Mr Yusuf said he escaped his burning car, but added that his brother and three bodyguards were killed.
Six attackers died in an ensuing gun battle, the foreign minister said.
The president had addressed a meeting of the country's transitional parliament only minutes before the attack, which left 18 people wounded. One of those killed was a Ugandan security officer.
Correspondents say the audacious attack is a reminder of how weak the interim government is.
They say the violence is also bound to further heighten tensions in war-torn Somalia, which has not had a functioning national government for 15 years.
It is not clear who carried out the attack.
A government spokesman has appealed for help with the investigation and suggested al-Qaeda could be behind it.
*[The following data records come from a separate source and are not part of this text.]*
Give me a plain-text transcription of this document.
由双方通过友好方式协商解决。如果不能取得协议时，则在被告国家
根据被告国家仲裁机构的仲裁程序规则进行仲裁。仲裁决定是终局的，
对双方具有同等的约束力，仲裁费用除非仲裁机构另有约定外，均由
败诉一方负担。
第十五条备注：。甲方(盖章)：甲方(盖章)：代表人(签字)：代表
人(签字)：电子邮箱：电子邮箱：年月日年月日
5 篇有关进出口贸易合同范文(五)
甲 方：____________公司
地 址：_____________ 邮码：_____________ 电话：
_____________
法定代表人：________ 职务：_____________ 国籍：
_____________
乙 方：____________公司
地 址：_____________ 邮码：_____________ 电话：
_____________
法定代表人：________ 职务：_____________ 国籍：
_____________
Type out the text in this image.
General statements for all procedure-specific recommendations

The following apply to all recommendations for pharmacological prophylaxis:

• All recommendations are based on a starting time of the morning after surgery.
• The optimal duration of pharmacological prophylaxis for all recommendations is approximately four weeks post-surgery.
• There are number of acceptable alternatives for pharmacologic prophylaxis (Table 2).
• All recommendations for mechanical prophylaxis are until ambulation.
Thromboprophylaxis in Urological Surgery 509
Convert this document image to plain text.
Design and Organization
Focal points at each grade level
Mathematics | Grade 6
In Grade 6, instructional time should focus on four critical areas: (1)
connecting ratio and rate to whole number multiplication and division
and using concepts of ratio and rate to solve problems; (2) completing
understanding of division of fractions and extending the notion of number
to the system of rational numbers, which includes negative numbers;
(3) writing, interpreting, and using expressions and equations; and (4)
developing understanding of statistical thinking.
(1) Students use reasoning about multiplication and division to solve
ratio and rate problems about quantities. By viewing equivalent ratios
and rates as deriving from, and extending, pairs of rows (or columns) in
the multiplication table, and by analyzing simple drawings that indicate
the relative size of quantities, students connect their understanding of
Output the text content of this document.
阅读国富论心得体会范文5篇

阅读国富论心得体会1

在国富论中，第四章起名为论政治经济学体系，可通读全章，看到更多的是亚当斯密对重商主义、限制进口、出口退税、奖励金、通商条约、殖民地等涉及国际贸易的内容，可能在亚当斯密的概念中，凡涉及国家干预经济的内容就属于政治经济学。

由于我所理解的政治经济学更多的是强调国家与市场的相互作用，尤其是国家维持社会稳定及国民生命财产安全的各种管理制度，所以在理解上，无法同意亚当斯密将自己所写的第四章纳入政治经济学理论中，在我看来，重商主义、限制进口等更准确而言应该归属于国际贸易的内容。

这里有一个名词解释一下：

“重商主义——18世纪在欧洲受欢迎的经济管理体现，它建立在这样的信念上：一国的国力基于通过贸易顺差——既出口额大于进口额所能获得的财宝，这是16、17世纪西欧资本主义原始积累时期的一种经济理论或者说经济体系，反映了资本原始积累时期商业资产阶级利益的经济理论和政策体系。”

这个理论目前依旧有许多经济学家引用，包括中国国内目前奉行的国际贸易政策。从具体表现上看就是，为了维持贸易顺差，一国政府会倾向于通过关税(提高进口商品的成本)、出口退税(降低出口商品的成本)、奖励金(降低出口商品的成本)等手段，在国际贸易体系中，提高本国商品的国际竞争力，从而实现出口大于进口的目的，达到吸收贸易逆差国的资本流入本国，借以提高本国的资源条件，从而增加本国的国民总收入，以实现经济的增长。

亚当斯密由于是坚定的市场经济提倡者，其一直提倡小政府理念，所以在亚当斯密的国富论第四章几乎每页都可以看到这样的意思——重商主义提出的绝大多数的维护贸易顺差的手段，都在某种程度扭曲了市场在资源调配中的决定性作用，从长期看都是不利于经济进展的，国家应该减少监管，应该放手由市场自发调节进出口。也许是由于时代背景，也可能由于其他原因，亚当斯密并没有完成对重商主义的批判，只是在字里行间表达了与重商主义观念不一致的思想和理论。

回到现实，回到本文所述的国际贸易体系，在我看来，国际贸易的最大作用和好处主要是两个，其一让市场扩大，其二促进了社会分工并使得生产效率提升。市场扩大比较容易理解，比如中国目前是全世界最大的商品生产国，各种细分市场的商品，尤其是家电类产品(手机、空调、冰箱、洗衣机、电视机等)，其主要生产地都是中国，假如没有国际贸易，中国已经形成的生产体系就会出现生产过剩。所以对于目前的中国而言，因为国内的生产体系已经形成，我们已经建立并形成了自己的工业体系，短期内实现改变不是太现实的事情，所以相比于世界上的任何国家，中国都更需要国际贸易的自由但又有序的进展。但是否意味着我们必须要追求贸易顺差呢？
"We really do not have the expertise to uncover the whole attack that was well organised by the same groups that are carrying out attacks in Iraq and Afghanistan," government spokesman Abdirahman Mohamed Nur Dinari told AFP news agency.
Earlier, Foreign Minister Ismail Mohammed Hurre said from Nairobi that they did not want to blame any group at this stage but said the perpetrators were clearly opposed to the peace process.
The Union of Islamic Courts (UIC), the Islamist alliance which controls much of the south of the country, including the capital, Mogadishu, has condemned it.
The group's chairman, Sharif Shaikh Ahmed, blamed Ethiopia which backs President Yusuf, saying it wanted a pretext to send troops into Somalia.
The interim government controls only Baidoa and a small area around it.
Ten days ago, Mohamed Ibrahim Habsade, the warlord who controls Baidoa, told the BBC that militiamen would eject government members by force if they did not withdraw from Baidoa peacefully.
"The attack was a suicide car bomb against me," President Yusuf told the BBC Somali service.
"The suicide car hit the first car in the convoy and exploded."
President Yusuf's car was left to burn - there are no fire fighters in Baidoa
There are no fire fighters in Baidoa and so the cars were left to burn out after the attack.
The attack came as MPs started a key session to approve the new cabinet.
Despite the blast, the MPs went ahead with their meeting in a converted warehouse which serves as the parliament and approved the new government line-up.
President Yusuf wants foreign peacekeepers sent to Somalia - a suggestion strongly rejected by the Islamists, who say they can take care of security.
Uganda is one of the countries to have volunteered troops.